PODER JUDICIÁRIO DO ESTADO DO PIAUÍ
TRIBUNAL DE JUSTIÇA DO ESTADO DO PIAUÍ

4ª Câmara Especializada Cível

APELAÇÃO CÍVEL (198) Nº 0800284-27.2022.8.18.0066
APELANTE: BANCO DO NORDESTE DO BRASIL SA
Advogado(s) do reclamante: RICARDO LOPES GODOY
APELADO: DANIEL JOSE RIBEIRO
Advogado(s) do reclamado: JOAO CLAUDINO DE LIMA JUNIOR
RELATOR(A): Desembargador LIRTON NOGUEIRA SANTOS

 

 

EMENTA

 

Ementa: DIREITO PROCESSUAL CIVIL. APELAÇÃO CÍVEL. EXTINÇÃO DO PROCESSO SEM RESOLUÇÃO DO MÉRITO. ABANDONO DA CAUSA. INTIMAÇÃO PESSOAL VÁLIDA. RECURSO DESPROVIDO.

I. CASO EM EXAME

1. Apelação interposta pelo Banco do Nordeste do Brasil S.A. contra sentença que extinguiu o processo de execução sem resolução do mérito, com fundamento no art. 485, inciso III, do Código de Processo Civil, em razão do abandono da causa. A parte apelante sustenta a nulidade da extinção por ausência de intimação pessoal válida.

II. QUESTÃO EM DISCUSSÃO

2. A questão em discussão consiste em verificar se a extinção do processo por abandono da causa observou o requisito legal de intimação pessoal válida da parte autora, conforme exige o art. 485, § 1º, do CPC.

III. RAZÕES DE DECIDIR

3. A extinção do processo por abandono da causa pressupõe a intimação pessoal da parte autora para suprir a omissão no prazo legal, nos termos do art. 485, § 1º, do CPC.
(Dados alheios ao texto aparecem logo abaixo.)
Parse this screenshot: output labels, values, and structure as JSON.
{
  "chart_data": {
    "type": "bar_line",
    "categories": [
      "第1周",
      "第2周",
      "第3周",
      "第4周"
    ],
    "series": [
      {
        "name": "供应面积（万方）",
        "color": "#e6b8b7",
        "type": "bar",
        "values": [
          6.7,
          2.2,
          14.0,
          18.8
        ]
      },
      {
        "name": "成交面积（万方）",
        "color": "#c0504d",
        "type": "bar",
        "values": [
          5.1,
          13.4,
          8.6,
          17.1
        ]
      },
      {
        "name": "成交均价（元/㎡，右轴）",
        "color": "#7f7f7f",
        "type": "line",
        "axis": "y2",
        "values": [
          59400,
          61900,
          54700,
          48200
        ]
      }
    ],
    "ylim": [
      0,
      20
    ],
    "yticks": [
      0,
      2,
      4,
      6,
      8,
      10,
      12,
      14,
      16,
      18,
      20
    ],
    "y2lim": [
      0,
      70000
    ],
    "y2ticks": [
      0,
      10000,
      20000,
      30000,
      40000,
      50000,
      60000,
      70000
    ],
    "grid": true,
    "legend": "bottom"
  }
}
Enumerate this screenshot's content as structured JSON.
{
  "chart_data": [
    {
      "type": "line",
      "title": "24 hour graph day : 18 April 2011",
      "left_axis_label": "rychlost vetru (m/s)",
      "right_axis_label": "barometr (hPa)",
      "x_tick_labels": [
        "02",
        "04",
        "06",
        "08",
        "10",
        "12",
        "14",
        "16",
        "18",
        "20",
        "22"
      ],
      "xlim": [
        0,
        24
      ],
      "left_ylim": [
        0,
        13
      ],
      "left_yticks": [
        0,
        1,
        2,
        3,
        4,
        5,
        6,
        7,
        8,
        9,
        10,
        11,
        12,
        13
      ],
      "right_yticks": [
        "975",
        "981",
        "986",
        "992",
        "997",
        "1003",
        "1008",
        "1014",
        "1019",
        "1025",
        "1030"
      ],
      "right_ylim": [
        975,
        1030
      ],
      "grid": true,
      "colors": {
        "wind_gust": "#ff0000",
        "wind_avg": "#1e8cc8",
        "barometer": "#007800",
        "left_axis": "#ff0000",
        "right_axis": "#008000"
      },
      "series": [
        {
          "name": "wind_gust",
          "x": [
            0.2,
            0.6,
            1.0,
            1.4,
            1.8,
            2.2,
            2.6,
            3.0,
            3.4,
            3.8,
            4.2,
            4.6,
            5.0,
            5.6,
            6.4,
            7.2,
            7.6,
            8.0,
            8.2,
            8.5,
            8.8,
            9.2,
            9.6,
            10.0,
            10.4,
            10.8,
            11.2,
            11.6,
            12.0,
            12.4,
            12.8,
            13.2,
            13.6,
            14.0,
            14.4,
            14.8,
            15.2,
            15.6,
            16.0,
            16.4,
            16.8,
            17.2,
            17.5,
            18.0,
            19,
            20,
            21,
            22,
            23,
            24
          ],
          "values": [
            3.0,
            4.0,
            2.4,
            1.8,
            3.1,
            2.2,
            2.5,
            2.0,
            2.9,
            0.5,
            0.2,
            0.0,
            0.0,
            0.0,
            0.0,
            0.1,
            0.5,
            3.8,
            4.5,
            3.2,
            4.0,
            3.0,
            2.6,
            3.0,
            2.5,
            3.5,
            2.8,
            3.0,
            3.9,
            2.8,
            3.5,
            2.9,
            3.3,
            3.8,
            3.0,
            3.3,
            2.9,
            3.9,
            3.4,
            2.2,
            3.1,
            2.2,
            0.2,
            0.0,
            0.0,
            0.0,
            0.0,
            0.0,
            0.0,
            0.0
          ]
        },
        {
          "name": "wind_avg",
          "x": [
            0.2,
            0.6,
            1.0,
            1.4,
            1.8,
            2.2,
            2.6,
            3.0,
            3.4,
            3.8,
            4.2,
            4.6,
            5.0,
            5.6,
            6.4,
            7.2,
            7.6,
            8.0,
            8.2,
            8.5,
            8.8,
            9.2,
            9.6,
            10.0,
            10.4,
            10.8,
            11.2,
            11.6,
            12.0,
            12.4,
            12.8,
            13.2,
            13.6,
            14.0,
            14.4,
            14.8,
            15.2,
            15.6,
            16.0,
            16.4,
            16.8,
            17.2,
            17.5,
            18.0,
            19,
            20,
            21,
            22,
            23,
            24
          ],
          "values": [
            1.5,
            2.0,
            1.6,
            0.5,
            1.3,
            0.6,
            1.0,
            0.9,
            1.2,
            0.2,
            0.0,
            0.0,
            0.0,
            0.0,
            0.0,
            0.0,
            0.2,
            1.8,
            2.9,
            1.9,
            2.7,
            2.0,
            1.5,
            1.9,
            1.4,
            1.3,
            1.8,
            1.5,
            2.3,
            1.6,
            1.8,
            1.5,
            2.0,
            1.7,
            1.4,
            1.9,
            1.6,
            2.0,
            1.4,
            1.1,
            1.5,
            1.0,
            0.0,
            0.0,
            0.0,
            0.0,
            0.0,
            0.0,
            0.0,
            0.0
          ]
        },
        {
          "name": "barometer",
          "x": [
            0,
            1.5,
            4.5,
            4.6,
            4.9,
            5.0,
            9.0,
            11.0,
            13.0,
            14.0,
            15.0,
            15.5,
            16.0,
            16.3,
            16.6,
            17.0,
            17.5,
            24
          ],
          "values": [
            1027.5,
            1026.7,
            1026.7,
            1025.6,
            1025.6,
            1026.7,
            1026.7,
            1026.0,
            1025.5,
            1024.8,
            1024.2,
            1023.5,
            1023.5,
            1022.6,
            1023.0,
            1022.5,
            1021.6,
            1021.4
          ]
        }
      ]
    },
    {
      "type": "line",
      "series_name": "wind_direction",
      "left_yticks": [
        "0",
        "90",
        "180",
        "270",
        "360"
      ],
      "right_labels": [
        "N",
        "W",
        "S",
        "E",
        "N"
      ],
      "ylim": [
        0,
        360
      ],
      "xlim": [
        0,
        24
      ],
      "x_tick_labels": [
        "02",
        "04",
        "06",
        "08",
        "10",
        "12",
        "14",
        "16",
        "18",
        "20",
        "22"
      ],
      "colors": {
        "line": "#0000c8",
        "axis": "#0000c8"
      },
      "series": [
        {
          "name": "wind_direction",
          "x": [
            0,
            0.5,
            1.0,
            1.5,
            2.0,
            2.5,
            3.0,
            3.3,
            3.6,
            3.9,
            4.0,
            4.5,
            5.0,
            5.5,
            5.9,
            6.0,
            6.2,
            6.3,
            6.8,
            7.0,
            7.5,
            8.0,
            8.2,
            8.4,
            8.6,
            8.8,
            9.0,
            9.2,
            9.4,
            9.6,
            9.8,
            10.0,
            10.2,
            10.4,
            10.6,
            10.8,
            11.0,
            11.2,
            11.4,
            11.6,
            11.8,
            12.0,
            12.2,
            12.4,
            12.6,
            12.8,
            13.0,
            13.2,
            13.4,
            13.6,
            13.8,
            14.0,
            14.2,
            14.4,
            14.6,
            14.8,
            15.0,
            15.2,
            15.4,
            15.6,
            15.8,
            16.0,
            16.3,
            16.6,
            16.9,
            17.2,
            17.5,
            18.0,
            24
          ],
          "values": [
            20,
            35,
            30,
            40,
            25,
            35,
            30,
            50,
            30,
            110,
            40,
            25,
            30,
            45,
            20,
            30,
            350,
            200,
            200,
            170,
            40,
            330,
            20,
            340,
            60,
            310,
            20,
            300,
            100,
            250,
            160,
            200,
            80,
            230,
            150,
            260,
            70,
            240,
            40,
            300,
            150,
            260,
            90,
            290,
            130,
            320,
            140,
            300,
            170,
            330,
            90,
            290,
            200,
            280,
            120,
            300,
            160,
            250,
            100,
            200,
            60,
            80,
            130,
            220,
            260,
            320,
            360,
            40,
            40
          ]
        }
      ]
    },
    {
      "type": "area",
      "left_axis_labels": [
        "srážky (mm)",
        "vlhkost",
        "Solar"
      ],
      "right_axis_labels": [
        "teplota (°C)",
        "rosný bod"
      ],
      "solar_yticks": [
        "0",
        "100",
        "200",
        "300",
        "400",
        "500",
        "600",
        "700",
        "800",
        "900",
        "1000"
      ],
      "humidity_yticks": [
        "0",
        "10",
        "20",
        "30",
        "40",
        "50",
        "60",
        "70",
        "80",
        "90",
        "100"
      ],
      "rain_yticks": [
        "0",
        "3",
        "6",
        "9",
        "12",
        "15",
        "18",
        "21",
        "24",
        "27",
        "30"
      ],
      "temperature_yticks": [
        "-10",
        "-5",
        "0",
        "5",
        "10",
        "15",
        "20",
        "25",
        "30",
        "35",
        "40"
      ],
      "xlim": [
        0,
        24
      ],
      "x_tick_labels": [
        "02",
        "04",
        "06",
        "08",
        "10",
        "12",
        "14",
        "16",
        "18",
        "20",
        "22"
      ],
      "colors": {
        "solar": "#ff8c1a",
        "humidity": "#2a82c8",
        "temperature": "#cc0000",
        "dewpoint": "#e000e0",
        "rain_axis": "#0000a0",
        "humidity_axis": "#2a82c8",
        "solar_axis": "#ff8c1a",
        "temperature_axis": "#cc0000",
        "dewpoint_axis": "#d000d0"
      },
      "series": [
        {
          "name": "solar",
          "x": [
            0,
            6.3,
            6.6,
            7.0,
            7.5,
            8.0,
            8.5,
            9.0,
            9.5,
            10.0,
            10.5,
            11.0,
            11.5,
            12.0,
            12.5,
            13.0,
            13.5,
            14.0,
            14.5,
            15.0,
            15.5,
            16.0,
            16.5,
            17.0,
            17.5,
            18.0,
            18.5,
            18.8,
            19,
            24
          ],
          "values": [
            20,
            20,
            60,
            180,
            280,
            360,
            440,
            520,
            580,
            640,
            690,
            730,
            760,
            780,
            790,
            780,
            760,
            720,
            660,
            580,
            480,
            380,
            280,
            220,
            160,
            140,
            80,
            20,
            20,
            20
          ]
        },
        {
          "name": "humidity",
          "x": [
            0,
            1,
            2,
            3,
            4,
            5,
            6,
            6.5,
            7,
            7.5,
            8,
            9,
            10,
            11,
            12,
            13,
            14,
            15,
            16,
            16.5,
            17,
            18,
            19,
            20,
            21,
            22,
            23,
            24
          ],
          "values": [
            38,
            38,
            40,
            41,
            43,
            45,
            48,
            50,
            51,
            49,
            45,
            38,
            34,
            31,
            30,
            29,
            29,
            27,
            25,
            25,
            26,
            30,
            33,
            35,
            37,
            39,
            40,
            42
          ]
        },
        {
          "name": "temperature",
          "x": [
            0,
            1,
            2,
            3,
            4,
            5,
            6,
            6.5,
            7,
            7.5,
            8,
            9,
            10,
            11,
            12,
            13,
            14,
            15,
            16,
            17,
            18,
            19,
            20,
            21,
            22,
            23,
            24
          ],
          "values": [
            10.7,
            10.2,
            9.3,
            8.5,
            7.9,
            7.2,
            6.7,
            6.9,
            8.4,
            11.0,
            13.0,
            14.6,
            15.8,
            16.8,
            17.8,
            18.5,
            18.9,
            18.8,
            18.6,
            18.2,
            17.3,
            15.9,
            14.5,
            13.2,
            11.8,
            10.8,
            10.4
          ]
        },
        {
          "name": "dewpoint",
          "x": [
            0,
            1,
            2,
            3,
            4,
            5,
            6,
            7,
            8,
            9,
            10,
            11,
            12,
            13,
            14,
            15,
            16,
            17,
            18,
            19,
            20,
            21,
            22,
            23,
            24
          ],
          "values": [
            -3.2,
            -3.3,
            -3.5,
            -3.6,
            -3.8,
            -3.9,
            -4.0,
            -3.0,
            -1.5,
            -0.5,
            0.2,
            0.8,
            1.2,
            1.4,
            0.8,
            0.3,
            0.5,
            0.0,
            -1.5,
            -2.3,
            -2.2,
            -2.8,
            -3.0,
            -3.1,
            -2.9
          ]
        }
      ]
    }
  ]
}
4. A intimação pessoal do Banco do Nordeste do Brasil S.A. foi regularmente realizada por meio de mandado cumprido por oficial de justiça no endereço institucional da instituição, com advertência expressa sobre as consequências da inércia.

5. O requerimento anterior para que as intimações fossem direcionadas exclusivamente ao advogado da parte não afasta a exigência legal de intimação pessoal da parte autora, aplicável nos casos de abandono.

6. Apesar de regularmente intimado, o Banco do Nordeste permaneceu inerte, não adotando providência para impulsionar o feito, o que caracteriza desídia processual.

7. Além da intimação pessoal, também houve ciência da procuradoria da instituição por meio do sistema eletrônico, com registro da ciência pelo advogado habilitado, sem manifestação no prazo fixado.

8. A ausência de manifestação da parte autora após intimação válida evidencia o abandono da causa, legitimando a extinção do processo sem resolução do mérito.

IV. DISPOSITIVO E TESE

9. Recurso desprovido.

Tese de julgamento:

1. A extinção do processo por abandono da causa pressupõe a intimação pessoal válida da parte autora, cuja inércia posterior caracteriza desinteresse processual apto a justificar a extinção sem resolução do mérito.

2. O cumprimento da intimação pessoal nos termos do art. 485, § 1º, do CPC não é afastado por eventual requerimento de que as intimações sejam dirigidas exclusivamente ao advogado da parte.

3. A ciência do procurador da parte por meio do sistema eletrônico reforça a validade do procedimento, mas não substitui a intimação pessoal exigida por lei.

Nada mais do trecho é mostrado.